Norway and our worn out political terminology

On the events in Norway a couple of thoughts:

a)      It is generally being described as an act of terrorism, and yet seems to not quite rise to that low level.  Consider the PLO’s kidnapping of Israelis athletes at the ’72 games.  There you had a sizable group, a political objective, and an action, however despicable, with some chance of forwarding the cause.  In this case you have a political motive, but nothing else.  The political angle of this doesn’t change it into something other than mass murder.

b)       The NY Times write up describes Breivik as a “right wing fundamentalist Christian” and a “gun lover.”  No doubt there were Times readers who would use that trifecta of “errors” to describe conservatives and were left wondering when our own right wingers would go off.  This is of course nonsense, and another example of the muddle that results from our standard political terminology.  In truth it is almost impossible to speak of politics in any short hand way without using terms like left wing, right wing, liberal, conservative.  But the thought under those terms have undergone so many changes and the historical associations are so numerous and varied as to make them virtually meaningless.

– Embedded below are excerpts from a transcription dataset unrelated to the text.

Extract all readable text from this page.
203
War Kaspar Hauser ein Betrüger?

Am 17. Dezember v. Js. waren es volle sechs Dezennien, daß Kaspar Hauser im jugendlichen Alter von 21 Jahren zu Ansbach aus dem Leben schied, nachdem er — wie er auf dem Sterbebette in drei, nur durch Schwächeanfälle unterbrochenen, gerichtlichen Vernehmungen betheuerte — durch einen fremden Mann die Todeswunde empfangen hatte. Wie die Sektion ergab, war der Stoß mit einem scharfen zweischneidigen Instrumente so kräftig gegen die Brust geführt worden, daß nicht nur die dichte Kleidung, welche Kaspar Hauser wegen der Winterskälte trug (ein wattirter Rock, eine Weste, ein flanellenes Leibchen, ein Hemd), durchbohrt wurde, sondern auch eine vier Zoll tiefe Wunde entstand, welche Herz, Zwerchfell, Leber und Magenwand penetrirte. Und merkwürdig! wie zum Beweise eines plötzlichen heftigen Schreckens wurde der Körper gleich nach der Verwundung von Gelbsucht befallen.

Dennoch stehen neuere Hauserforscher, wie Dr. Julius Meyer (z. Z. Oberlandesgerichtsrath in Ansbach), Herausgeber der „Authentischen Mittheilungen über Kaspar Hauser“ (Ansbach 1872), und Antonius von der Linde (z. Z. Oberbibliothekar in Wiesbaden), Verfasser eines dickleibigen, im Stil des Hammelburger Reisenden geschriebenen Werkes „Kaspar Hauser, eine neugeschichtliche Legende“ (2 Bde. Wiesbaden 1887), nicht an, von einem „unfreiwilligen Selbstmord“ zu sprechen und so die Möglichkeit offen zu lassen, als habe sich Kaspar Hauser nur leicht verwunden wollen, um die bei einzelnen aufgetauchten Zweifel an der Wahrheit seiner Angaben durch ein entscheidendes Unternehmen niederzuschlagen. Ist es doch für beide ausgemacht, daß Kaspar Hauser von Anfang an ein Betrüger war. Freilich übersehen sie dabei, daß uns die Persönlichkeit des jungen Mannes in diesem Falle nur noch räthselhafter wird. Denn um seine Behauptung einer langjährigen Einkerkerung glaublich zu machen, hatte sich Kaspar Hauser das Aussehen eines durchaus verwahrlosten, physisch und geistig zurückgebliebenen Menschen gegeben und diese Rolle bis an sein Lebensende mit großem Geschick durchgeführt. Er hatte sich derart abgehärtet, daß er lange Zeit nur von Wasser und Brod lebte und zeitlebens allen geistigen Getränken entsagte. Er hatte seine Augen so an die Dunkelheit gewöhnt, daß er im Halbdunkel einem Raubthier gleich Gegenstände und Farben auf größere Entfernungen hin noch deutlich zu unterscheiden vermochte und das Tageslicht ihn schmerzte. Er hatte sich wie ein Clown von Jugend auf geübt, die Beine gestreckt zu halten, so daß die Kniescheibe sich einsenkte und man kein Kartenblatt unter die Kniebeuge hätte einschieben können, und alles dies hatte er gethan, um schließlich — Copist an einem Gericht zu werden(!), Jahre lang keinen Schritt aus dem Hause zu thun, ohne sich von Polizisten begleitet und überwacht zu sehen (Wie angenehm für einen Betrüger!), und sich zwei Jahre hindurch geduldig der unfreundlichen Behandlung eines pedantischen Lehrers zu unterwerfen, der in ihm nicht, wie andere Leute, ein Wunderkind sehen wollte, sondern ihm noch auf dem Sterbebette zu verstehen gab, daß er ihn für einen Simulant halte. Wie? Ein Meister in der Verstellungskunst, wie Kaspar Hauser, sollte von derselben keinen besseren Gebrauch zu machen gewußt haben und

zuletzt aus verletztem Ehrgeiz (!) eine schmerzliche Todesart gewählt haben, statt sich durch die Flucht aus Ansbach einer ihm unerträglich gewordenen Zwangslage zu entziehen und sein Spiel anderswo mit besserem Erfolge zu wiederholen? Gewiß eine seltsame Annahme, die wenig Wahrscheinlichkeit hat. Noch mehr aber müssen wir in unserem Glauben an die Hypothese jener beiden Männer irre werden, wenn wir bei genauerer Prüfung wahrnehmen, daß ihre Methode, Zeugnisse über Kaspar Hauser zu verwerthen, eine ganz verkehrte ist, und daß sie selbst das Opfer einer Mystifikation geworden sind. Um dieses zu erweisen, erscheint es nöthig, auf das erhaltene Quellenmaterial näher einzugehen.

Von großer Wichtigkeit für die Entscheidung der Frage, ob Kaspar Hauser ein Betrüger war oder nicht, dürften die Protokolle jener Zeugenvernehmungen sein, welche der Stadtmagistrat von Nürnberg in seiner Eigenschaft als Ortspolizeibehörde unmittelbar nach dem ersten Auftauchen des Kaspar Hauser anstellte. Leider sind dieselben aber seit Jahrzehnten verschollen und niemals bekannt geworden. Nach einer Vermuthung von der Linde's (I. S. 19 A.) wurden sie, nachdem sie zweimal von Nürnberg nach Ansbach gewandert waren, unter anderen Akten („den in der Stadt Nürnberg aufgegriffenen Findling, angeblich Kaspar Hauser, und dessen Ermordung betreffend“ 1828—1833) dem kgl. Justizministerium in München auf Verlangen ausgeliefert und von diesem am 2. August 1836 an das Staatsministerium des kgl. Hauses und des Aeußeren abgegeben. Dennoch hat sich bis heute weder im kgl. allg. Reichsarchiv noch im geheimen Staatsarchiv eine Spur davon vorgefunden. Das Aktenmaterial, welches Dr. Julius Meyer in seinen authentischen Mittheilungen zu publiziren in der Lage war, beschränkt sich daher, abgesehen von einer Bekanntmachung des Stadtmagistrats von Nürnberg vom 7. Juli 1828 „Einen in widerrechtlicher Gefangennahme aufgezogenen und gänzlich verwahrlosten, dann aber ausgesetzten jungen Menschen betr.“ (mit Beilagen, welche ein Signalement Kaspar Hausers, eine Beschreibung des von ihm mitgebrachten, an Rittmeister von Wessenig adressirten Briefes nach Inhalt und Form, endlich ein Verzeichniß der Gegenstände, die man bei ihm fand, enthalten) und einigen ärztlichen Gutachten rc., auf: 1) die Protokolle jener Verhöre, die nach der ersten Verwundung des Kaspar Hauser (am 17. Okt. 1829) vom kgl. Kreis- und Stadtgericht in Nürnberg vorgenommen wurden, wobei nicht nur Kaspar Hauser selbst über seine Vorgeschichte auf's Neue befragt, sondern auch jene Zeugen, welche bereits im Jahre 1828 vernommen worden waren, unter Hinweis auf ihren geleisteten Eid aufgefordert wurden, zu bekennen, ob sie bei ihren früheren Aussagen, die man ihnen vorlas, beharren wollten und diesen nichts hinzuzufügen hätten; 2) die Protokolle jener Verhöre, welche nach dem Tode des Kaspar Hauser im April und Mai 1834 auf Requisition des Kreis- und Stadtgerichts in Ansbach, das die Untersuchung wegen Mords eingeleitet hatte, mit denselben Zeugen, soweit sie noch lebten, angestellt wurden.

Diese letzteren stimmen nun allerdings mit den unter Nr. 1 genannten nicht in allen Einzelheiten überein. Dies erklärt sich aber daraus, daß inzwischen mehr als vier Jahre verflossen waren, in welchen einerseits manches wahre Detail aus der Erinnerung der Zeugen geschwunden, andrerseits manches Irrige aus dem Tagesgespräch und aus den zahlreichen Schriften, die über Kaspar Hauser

For example in the current debt ceiling negotiations we have one side intent on keeping all current programs in their existing form and the other trying to reduce some of these programs with the intention of maintaining or increase the liberty of individuals.  A person familiar with the historical and philosophical roots would conclude that the former are the conservatives, the latter the liberals, and they would be quite wrong.   Sadly donkey and elephant symbols now work as well or better than our political terminology as they have the advantage of not leading us into making invalid associations of the kind that right wing and fundamentalist Christian invite.